The quest to collect all software man pages

modified	Saturday 31 December 2022

Edited: Saturday 31 December 2022

I used Devdocs.io for a couple of years now. I appreciate the effort that went into this application. I use it for DOM, Ruby, HTTP, Rails, and others.

So I started to think about how hard could it be to do something similar for Linux man pages. How hard is it to collect all Linux man pages and render them in HTML and push them to the web? I see some websites are already doing that but they didn’t get updated for some time now. the style and readability need a bit of work.

Linux man pages are written in a typesetting language called roff Linux comes with a tool Groff to render it to other formats like PDF, ASCII, and PS. if you have a man page file and you want to render it in HTML for example you can do that

1groff -mandoc -Thtml /usr/share/man/man1/411toppm.1

which will convert it to an HTML page and write to STDOUT.

The problem now is that we need all the man pages written for all software, this is a quest that’s hard to fulfill so I started by downloading all software in the Archlinux repositories and extracting their man pages from their pages.

Archlinux repositories are HTTP servers that we use to download packages, each server had a different directory for a different type of software:

core
community
extra

Each directory will have a .db file with the same name that has a list of all software in the directory, their names, and other meta information for example core/ directory has core.db file. it’s a tar directory that you need to extract and inside it, there is a desc file with meta information for each package.

The format of the desc file is nothing I have seen before, it’s a text file that starts with a line of a label followed by a line for the value like

%FILENAME%
abcs.tar.gz

So I had to get all these files to parse them and get the file name for each package.

But as we don’t need the whole package we need the man files. Instead of downloading the package to the disk I streamed it to tar and extracted only files inside usr/share/man/ to the disk. So I ended up with all the man pages of all packages minus the files I don’t need.

After that, I converted all these man pages to HTML with Groff and rendered them with jekyll.

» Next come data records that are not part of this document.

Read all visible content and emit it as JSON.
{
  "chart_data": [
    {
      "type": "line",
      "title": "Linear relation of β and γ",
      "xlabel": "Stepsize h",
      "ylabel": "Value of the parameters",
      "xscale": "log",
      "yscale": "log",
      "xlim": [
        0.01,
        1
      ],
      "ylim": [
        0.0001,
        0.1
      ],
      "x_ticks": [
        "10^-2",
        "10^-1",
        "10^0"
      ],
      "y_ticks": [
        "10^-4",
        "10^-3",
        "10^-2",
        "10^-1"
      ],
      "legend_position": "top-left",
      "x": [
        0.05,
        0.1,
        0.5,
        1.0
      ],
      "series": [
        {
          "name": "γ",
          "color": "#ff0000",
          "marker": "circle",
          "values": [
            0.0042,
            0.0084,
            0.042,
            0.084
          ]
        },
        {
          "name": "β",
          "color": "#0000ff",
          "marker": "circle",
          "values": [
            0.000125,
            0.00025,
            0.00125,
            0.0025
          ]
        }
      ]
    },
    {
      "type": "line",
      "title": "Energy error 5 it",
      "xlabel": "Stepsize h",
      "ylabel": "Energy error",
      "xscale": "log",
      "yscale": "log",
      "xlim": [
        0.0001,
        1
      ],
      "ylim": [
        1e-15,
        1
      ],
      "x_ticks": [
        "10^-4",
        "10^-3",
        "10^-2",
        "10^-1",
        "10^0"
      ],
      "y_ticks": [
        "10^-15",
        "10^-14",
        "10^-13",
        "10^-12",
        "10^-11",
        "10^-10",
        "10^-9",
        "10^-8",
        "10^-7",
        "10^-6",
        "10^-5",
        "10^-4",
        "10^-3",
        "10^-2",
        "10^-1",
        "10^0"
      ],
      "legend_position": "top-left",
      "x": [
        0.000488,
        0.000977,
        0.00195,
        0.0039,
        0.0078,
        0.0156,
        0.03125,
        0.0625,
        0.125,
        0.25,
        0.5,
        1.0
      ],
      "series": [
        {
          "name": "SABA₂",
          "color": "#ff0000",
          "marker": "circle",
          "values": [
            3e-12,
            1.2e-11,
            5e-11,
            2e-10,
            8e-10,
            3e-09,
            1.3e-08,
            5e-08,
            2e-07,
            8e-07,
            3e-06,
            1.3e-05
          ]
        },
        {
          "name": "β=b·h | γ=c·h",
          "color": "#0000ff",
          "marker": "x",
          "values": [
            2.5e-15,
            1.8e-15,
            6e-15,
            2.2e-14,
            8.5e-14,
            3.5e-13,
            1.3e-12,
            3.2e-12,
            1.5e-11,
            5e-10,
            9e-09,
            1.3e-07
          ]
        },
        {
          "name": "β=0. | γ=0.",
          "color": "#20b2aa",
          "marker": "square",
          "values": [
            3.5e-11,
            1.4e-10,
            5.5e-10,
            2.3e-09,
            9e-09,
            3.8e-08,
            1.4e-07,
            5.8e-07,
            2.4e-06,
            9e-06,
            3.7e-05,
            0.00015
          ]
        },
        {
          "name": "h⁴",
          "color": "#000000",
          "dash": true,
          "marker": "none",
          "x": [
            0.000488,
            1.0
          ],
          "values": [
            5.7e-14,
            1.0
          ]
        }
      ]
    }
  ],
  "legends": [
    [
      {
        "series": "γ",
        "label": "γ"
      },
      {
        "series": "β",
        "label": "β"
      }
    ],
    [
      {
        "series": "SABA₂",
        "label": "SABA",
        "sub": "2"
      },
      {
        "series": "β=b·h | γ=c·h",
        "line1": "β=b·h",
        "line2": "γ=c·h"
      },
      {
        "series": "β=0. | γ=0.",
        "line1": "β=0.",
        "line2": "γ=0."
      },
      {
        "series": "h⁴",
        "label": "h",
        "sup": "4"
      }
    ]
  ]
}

I wrote a simple layout that uses Bulma.io and uploaded them to my server and served them with Nginx.

The really hard part for me was parsing all these files and discovering their formats. they’re not documented anywhere so I had to learn it through experimentation.

The end results can be found here Ag(1) This is the man page of Ag silver searcher.

The sidebar needed a bit of work as I had to use a fuzzy search JavaScript library to filter the list of man pages. but as I ended up with more than 55000 manual pages I needed to ship all the man pages’ names and paths to the frontend. so I just wrote them in a text file and loaded them with Ajax when the page loads.